Tag-Guard
Since version 2.6.0 it is possible to limit the amount of attribute/tag values of metrics
(tag and attribute are just synonyms for metric labels and mean the same thing).
This can be useful for controlling the amount of attribute values, which will be written to your time series database
(e.g. InfluxDB or Prometheus). A high amount of unique attribute values for a metric will result in a high cardinality,
which in turn might lead to performance or memory issues in your time series database.
The recorded attribute values for each metric of an agent will be stored inside a local JSON file. This file serves as the tag-guard-database and helps to check, if attribute values exceeded their limit.
Configuration
You can set the Tag-Guard configuration in inspectit.metrics.tag-guard.
| Property | Default | Description |
|---|---|---|
.enabled | true | Only when the tag-guard is enabled, the attribute value limits will be checked. |
.database-file | ${inspectit.env.agent-dir}/${inspectit.service-name}/tag-guard-database.json | The location of the JSON file with all recorded attribute values. |
.schedule-delay | 30s | The delay for the scheduler, which will regularly compare the tag-guard-database with the configured attribute value limits. |
.overflow-replacement | TAG_LIMIT_EXCEEDED | After exceeding it's configured attribute value limit, every attribute will use this overflow replacement as value. |
.max-values-per-attribute | 1000 | The global attribute value limit for every metric. |
.max-values-per-attribute-by-metric | {} | A map with metric names as key and their specific attribute value limit as value. |
There are three ways to define are attribute value limit for metrics. They are prioritized in the following order:
- Inside a metric definition for a particular metric
- Globally for specific metrics via
may-values-per-attribute-by-metric - Globally for all metrics via
max-values-per-attribute
Note: Since version
3.0.0there is also acardinality-limitoption within metric views. If a view exceeds thiscardinality-limit, OpenTelemetry will drop new incoming attributes. In future releases we might integrate this property into Tag-Guard.
This means that an attribute value limit inside a metric definition will overwrite all other attribute value limits
for the particular metric. A configured attribute value limit in max-values-per-attribute-by-metric will only overwrite the
globally set attribute value limit in max-values-per-attribute for the particular metric, but not a configured attribute value limit
inside the metric definition. Let's look at an example:
inspectit:
metrics:
tag-guard:
max-values-per-attribute: 1000
max-values-per-attribute-by-metric:
my_metric: 200
In this configuration the global attribute value limit is set to 1000, which means that every metric can only record 1000 unique
attribute values for each attribute. However, this does not apply to the metric my_metric, because the global attribute value limit is
overwritten by max-values-per-attribute-by-metric with 200. Thus, the metric my_metric can only record a maximum of 200 unique
attribute values for each attribute.
Now, let's add another configuration:
inspectit:
metrics:
definitions:
my_metric:
tag-guard: 100
This metric definition will overwrite the attribute value limit specified in max-values-per-attribute-by-metric for the metric my_metric,
resulting in an attribute value limit of 100. Every other metric still uses the globally configured attribute value
limit of 1000.
Agent Health Monitoring
If the attribute value for a specific agent is exceeded, the Tag-Guard scheduler will detect an overflow and change
the agent health to ERROR.
Additionally, an agent health incident will be created, mentioning which attribute-key has exceeded its attribute value limit.
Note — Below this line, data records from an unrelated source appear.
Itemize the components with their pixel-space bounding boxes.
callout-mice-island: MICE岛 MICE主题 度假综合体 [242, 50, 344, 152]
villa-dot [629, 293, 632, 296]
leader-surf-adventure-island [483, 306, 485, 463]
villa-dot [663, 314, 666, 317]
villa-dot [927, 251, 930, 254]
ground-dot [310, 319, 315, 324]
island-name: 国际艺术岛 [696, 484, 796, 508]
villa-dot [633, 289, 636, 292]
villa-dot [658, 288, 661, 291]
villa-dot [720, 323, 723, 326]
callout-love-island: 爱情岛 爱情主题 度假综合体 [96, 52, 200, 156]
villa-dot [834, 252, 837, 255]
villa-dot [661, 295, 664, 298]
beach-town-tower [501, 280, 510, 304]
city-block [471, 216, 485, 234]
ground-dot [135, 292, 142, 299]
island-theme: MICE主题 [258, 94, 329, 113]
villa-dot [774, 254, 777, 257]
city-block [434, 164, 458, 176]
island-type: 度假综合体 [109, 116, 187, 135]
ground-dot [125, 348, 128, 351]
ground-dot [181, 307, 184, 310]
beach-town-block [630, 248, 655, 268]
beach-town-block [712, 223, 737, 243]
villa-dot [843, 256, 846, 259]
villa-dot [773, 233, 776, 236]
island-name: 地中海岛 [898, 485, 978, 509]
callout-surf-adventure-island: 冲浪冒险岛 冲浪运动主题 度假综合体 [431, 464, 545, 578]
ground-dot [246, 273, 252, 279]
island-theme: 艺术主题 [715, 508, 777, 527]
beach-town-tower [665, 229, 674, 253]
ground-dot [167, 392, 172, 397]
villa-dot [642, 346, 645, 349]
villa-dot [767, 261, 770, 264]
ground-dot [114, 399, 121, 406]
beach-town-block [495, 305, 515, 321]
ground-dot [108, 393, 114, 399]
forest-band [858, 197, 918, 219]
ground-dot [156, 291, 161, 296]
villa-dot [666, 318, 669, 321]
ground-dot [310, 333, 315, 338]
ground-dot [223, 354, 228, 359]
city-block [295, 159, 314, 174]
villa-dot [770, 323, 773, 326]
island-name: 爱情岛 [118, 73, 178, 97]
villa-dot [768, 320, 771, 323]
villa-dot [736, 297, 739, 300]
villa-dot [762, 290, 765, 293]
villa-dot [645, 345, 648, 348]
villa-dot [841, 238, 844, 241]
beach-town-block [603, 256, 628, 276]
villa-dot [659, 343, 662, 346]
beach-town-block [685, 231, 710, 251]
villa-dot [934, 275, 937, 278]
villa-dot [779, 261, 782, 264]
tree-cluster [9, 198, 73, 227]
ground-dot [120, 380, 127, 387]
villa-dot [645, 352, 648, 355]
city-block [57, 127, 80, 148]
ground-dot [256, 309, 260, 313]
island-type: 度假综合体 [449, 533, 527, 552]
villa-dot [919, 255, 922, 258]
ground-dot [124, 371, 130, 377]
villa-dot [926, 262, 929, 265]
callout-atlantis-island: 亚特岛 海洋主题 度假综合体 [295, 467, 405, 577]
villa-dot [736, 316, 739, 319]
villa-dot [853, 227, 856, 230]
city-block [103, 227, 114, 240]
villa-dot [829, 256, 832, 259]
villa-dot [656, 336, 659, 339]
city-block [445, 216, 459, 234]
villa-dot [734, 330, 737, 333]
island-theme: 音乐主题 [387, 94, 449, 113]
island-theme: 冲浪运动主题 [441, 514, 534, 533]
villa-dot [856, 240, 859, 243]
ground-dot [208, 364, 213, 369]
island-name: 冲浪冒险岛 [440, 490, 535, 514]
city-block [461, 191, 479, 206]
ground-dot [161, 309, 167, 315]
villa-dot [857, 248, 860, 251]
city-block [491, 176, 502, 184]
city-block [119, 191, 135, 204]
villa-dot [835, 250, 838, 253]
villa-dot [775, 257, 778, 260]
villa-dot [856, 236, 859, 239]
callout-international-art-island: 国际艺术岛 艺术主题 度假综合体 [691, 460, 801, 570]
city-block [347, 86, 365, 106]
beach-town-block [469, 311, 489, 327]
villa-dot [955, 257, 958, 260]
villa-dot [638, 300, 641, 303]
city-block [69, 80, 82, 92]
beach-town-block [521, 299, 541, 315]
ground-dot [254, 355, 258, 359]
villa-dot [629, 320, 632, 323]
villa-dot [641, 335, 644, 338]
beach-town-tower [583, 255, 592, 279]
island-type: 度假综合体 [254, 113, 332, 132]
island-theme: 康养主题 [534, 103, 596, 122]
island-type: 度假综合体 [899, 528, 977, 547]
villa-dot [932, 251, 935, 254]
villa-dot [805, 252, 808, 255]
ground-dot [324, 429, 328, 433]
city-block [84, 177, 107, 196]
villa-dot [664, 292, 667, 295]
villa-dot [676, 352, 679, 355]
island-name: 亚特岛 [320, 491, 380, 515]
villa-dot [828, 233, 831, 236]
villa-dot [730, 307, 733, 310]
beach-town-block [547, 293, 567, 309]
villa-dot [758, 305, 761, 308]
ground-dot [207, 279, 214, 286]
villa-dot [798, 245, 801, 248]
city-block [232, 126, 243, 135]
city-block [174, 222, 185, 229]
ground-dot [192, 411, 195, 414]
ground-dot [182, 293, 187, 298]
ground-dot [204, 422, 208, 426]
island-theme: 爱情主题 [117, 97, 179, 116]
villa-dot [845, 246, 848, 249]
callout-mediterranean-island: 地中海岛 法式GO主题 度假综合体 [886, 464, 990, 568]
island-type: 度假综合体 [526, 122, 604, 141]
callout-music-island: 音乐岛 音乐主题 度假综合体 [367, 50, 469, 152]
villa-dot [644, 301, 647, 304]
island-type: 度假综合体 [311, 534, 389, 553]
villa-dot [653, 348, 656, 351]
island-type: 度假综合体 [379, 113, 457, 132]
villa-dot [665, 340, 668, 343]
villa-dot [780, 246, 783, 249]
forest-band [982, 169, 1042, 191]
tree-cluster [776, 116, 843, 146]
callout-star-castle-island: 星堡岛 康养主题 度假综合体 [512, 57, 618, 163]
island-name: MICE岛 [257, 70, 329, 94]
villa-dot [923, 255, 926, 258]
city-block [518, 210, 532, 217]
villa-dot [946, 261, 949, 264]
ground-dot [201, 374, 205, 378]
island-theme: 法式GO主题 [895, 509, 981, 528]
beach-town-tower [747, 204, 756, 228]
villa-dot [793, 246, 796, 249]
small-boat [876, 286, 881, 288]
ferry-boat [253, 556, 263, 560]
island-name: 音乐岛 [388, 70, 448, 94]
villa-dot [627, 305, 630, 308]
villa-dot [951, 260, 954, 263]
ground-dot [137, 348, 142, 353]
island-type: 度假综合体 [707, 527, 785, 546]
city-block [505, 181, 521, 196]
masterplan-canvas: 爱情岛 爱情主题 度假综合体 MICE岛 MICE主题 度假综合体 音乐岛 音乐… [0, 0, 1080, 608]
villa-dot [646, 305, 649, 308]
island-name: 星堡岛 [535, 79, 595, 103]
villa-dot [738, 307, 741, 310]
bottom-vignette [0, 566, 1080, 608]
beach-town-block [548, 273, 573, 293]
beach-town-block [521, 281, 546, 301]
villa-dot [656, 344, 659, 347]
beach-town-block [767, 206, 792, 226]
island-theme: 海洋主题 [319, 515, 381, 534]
In the Agent Status Table View of the Configuration-Server you can click on the
health state icon of a particular agent to view its last agent health incidents. You can set the amount of buffered incidents
with inspectit.self-monitoring.agent-health.incident-buffer-size. A list of incidents could look like this:

How To Fix A Value Overflow
If an attribute value limit was exceeded, there are two options to resolve the agent health ERROR.
The first option would be to increase the attribute value limit. Probably the limit has been estimated too low and thus has
to be increased. After increasing the attribute value limit, the tag-guard-database scheduler will resolve the ERROR.
The second option would be to adjust your configuration or application so the attribute value limit should not be exceeded anymore.
After the adjustment, you will have to "reset" the recorded attribute values in the tag-guard-database to resolve the ERROR.
One way to reset the tag-guard-database is to delete the local JSON file. However, this will delete all recorded attribute values
and might not be the preferred solution.
A more preferable solution would be to only reset the attribute values for a specific attribute of a metric,
which has exceeded its attribute value limit.
To do this, you could use the jq command-line JSON processor, which has to be installed on your system manually.
For example, you could use the following command, if you would like to delete all recorded attribute values for the attribute my_attr inside the metric my_metric:
- Unix:
jq '.my_metric.my_attr = []' tag-guard-database.json > temp.json && mv temp.json tag-guard-database.json - Windows:
jq ".my_metric.my_attr = []" tag-guard-database.json > temp.json && move temp.json tag-guard-database.json
In future versions of inspectIT there might be an option to reset specific attribute values directly in the Configuration-Server UI.